I have lost count so this may be the sixth iteration of that headline. In any case, the bottom line is the same: Race matters.
It pains me to hear folks who I know and respect say President Barack Obama can address gender, socioeconomic class, sexual orientation, immigration status, whatever. But race. He dare not speak its name.
Dr. Dorothy I. Height, the 97-year-old grande dame of the civil rights movement, told the New York Times:
We have never sat down and said to the 43 other presidents: “How does it feel to be a Caucasian? How do you feel as a white president? Tell me what that means to you,” Dr. Height said. “I am not one to think that he should do more for his people than for other people. I want him to be free to be himself.”

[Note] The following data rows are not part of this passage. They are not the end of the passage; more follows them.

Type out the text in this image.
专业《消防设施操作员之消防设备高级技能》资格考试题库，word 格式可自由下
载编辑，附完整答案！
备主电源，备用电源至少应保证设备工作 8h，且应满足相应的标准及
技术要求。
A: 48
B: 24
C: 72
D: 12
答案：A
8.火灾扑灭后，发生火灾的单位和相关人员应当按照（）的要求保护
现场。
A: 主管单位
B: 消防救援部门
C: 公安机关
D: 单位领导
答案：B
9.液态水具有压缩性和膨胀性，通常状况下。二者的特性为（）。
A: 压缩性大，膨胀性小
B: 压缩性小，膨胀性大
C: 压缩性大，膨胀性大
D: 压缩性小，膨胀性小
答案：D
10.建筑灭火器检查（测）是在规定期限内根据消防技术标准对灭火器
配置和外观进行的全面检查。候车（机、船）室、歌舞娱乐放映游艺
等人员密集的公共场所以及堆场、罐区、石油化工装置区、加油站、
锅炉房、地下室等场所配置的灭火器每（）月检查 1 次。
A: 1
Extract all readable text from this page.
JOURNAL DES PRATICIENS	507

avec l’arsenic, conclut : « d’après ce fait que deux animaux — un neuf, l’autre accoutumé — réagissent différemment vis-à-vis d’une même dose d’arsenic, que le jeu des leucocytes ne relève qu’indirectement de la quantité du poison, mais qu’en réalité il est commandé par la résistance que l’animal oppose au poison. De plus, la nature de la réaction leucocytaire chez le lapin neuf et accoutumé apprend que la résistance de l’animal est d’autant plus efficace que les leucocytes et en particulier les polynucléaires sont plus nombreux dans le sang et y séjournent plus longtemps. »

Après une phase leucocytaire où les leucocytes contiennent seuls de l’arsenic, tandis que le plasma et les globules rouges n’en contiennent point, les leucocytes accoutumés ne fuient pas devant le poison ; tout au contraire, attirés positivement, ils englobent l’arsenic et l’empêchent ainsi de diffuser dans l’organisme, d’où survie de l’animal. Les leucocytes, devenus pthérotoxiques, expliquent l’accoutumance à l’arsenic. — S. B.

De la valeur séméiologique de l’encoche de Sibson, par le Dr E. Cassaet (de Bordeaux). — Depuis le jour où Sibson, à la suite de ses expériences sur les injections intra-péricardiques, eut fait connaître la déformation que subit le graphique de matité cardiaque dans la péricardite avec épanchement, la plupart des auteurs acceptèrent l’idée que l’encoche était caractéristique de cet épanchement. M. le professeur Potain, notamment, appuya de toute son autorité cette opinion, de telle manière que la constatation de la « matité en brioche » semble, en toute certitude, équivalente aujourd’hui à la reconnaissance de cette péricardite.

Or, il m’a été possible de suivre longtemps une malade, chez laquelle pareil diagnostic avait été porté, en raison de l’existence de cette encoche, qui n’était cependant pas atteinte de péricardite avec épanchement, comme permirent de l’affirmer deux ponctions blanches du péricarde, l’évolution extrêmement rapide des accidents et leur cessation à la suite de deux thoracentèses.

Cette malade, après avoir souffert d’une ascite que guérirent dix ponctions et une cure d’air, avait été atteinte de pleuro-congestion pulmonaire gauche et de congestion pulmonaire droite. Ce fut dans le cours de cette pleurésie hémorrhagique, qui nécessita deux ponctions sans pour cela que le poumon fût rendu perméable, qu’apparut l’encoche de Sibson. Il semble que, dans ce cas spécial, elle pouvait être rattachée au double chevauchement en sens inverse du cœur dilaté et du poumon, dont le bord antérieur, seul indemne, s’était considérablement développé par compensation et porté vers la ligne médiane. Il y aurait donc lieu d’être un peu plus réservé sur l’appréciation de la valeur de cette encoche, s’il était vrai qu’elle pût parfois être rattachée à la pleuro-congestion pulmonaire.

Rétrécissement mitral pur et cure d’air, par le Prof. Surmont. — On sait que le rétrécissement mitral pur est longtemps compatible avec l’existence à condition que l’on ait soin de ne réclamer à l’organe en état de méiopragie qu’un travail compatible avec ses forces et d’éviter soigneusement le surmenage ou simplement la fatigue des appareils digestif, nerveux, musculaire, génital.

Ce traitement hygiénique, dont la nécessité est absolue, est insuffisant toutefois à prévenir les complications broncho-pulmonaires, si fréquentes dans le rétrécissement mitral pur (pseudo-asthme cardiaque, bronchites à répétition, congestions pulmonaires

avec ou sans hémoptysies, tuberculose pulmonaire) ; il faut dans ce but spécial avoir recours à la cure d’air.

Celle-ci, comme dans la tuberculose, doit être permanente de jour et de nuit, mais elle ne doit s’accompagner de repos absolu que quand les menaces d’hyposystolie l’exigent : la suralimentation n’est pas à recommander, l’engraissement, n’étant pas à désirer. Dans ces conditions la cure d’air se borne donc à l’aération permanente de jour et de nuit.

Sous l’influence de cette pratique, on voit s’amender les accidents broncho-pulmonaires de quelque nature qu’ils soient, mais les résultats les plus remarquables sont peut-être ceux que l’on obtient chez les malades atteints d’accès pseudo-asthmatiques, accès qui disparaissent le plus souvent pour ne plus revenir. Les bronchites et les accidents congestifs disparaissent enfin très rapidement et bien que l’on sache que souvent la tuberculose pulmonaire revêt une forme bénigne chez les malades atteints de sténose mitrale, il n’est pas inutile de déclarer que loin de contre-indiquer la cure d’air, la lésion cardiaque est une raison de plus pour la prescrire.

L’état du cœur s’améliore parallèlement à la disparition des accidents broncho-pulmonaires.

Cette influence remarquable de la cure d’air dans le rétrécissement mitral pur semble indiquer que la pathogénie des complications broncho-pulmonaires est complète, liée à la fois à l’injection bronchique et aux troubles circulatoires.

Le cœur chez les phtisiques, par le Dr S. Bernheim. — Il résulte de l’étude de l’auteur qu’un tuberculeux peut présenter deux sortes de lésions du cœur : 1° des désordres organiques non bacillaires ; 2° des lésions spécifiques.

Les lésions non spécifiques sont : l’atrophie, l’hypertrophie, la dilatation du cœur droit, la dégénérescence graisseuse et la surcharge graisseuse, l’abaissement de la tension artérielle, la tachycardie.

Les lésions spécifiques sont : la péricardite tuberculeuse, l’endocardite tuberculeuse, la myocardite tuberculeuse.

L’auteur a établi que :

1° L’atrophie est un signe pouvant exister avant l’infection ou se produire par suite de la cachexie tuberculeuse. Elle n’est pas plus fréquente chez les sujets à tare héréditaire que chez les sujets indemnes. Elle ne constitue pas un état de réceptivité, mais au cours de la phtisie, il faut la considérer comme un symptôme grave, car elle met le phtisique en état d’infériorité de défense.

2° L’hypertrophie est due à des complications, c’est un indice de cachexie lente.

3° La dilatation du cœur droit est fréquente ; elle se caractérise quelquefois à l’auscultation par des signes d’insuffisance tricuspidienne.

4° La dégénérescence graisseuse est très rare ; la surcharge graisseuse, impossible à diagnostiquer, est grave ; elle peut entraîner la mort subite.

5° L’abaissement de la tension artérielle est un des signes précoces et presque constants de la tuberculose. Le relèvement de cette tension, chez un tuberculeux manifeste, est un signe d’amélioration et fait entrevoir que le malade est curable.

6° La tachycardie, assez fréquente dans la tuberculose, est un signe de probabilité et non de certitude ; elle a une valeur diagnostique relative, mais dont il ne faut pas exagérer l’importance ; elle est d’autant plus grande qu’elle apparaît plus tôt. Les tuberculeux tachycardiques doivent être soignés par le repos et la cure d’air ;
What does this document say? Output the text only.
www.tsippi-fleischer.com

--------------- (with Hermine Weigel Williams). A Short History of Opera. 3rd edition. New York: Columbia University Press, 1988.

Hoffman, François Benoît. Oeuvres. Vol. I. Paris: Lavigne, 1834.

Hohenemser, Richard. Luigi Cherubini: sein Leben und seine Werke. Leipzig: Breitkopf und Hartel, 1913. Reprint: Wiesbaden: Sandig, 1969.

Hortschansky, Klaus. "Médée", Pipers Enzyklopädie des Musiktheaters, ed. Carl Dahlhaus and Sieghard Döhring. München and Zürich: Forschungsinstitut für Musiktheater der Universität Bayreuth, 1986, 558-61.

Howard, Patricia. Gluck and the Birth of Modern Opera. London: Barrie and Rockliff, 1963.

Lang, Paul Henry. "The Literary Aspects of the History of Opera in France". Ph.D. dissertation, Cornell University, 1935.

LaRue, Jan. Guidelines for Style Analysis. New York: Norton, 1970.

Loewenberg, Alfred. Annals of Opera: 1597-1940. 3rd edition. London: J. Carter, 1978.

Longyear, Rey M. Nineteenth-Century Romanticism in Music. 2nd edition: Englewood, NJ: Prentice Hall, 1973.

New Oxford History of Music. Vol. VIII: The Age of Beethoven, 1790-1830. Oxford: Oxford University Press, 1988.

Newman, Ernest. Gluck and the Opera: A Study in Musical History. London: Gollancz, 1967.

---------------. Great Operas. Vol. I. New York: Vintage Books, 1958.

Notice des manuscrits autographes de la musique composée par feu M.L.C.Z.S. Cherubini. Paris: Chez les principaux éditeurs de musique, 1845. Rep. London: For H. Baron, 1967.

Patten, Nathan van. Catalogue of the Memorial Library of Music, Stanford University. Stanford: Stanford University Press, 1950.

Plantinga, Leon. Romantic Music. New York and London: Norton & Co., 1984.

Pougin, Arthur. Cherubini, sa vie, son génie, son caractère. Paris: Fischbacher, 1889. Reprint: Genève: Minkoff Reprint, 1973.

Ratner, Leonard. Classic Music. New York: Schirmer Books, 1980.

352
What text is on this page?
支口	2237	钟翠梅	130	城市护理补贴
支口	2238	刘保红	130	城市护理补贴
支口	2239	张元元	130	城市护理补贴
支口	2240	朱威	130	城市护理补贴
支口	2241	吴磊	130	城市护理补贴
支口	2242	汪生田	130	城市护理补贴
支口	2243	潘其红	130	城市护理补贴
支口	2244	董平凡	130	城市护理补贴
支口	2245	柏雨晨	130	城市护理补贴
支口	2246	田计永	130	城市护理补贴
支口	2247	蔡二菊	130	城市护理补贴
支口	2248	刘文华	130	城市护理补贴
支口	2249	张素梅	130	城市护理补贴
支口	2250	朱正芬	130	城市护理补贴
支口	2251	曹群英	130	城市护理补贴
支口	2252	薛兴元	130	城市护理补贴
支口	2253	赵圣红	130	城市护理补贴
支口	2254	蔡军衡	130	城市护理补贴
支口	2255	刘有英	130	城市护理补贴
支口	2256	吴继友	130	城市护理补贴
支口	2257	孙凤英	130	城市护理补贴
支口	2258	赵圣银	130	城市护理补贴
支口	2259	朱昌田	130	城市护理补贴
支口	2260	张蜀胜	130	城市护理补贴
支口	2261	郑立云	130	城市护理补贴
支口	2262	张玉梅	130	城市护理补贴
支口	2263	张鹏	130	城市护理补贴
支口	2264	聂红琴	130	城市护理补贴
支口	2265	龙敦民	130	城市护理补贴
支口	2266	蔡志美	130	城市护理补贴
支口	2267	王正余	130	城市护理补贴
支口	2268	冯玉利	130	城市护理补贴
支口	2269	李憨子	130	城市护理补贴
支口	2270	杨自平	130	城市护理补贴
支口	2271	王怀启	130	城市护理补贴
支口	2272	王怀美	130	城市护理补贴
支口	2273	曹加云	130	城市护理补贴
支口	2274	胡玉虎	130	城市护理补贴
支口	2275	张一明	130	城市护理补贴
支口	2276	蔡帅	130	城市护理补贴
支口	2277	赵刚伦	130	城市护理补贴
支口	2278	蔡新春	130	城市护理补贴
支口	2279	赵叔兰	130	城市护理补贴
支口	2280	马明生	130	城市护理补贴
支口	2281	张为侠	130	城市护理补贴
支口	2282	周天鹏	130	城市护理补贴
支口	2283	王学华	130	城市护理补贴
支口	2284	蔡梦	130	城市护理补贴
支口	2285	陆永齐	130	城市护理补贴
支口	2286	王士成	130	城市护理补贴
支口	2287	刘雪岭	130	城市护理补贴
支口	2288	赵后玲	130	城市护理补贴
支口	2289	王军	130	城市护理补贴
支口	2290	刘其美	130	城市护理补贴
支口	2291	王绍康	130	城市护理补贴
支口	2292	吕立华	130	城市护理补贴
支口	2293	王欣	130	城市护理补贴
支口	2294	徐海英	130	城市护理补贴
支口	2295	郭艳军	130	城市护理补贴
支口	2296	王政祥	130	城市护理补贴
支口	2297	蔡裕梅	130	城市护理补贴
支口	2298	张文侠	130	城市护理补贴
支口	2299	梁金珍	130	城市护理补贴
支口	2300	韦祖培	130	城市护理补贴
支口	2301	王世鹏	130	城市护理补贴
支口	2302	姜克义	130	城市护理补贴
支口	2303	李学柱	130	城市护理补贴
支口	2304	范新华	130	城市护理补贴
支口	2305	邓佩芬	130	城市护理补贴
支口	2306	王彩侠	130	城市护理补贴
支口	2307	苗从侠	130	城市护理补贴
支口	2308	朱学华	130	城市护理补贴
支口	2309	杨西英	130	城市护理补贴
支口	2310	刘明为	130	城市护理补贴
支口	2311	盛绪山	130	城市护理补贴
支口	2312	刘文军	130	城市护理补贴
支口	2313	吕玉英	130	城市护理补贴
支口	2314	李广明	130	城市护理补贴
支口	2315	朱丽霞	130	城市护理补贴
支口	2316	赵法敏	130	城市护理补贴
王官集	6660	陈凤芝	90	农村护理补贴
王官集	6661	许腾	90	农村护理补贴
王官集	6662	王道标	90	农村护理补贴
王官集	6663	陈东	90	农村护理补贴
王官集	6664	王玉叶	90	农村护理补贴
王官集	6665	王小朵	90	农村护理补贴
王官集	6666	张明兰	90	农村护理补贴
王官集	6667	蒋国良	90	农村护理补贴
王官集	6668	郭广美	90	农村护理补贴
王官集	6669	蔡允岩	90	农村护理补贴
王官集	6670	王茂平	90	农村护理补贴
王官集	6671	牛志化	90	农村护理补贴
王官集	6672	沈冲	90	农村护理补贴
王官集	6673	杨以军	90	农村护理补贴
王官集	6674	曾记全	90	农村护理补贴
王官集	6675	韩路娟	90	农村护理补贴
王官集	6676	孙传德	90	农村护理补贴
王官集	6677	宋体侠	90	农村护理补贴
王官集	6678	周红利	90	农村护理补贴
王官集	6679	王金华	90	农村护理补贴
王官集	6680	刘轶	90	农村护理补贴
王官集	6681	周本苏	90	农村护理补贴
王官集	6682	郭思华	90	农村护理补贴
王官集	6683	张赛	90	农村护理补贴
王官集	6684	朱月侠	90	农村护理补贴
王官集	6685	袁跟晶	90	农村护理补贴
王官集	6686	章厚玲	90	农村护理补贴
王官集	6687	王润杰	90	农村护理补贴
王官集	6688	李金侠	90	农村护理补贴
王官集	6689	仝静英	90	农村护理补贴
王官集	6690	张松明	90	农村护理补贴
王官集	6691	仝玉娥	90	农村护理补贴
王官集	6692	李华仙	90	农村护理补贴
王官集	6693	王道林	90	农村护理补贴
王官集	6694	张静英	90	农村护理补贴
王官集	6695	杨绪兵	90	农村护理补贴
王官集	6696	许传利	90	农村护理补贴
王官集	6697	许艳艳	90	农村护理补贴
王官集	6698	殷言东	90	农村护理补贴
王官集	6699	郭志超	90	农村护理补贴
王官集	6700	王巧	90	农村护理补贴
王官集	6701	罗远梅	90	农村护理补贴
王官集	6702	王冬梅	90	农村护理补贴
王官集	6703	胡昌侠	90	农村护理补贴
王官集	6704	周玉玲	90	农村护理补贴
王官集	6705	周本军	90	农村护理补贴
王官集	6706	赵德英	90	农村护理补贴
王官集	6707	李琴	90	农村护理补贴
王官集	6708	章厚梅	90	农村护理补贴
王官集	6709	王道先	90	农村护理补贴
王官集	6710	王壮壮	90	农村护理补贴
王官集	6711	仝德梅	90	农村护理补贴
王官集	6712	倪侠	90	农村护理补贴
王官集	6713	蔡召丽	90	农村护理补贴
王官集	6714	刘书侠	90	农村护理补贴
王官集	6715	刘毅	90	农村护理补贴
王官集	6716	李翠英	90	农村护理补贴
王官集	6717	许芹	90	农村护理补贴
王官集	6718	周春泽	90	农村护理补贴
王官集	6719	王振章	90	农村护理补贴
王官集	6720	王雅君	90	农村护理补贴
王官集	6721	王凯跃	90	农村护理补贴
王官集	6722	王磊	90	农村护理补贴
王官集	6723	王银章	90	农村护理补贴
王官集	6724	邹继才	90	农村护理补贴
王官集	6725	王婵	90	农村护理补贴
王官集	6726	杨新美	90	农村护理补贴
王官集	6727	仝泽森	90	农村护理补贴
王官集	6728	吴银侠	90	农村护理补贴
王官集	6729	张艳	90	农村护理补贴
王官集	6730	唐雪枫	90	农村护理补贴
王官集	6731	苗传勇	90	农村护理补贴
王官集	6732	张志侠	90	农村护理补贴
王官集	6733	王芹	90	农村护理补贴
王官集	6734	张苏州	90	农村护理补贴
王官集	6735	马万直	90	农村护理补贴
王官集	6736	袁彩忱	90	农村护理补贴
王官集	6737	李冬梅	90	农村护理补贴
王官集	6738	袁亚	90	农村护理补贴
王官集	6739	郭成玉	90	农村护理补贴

Black folks don’t want to feel Obama’s pain. We want him to feel our pain.
So, I agree with Rep. Elijah Cummings:On Capitol Hill, members of the Congressional Black Caucus have expressed irritation that Mr. Obama has not created programs tailored specifically to African-Americans, who are suffering disproportionately in the recession. In December, some of them threatened to oppose new financial rules for banks until the White House promised to address the needs of minorities.
I don’t think we expected anything to change overnight because we had an African-American in the White House, but the fact still remains that we’ve got a constituency that is suffering,” said Representative Elijah E. Cummings, Democrat of Maryland. “I think he could do more, and he will do more.”
I also agree with Bruce Crawley, founder of Philadelphia’s African American Chamber of Commerce.
Crawley recently wrote:
If Obama is concerned about being the “president of black Americans,” it may be too late. According to the weekly Gallup poll, 42 percent of white Americans approve of his job performance.First of all, in what turned out to be the longest of the 412 speeches the president has given this year, he failed somehow to mention the words, “Black,” “African American” or even “Negro,” which his Census Bureau says is an appropriate description of us again — whether we like it or not.
I couldn’t help thinking that you wouldn’t even have to be the “first Black president” to recognize that African-American communities are still a part of the nation as a whole, and they still deserve, no matter what conservative pundits say, full and equal access to the country’s economic opportunities.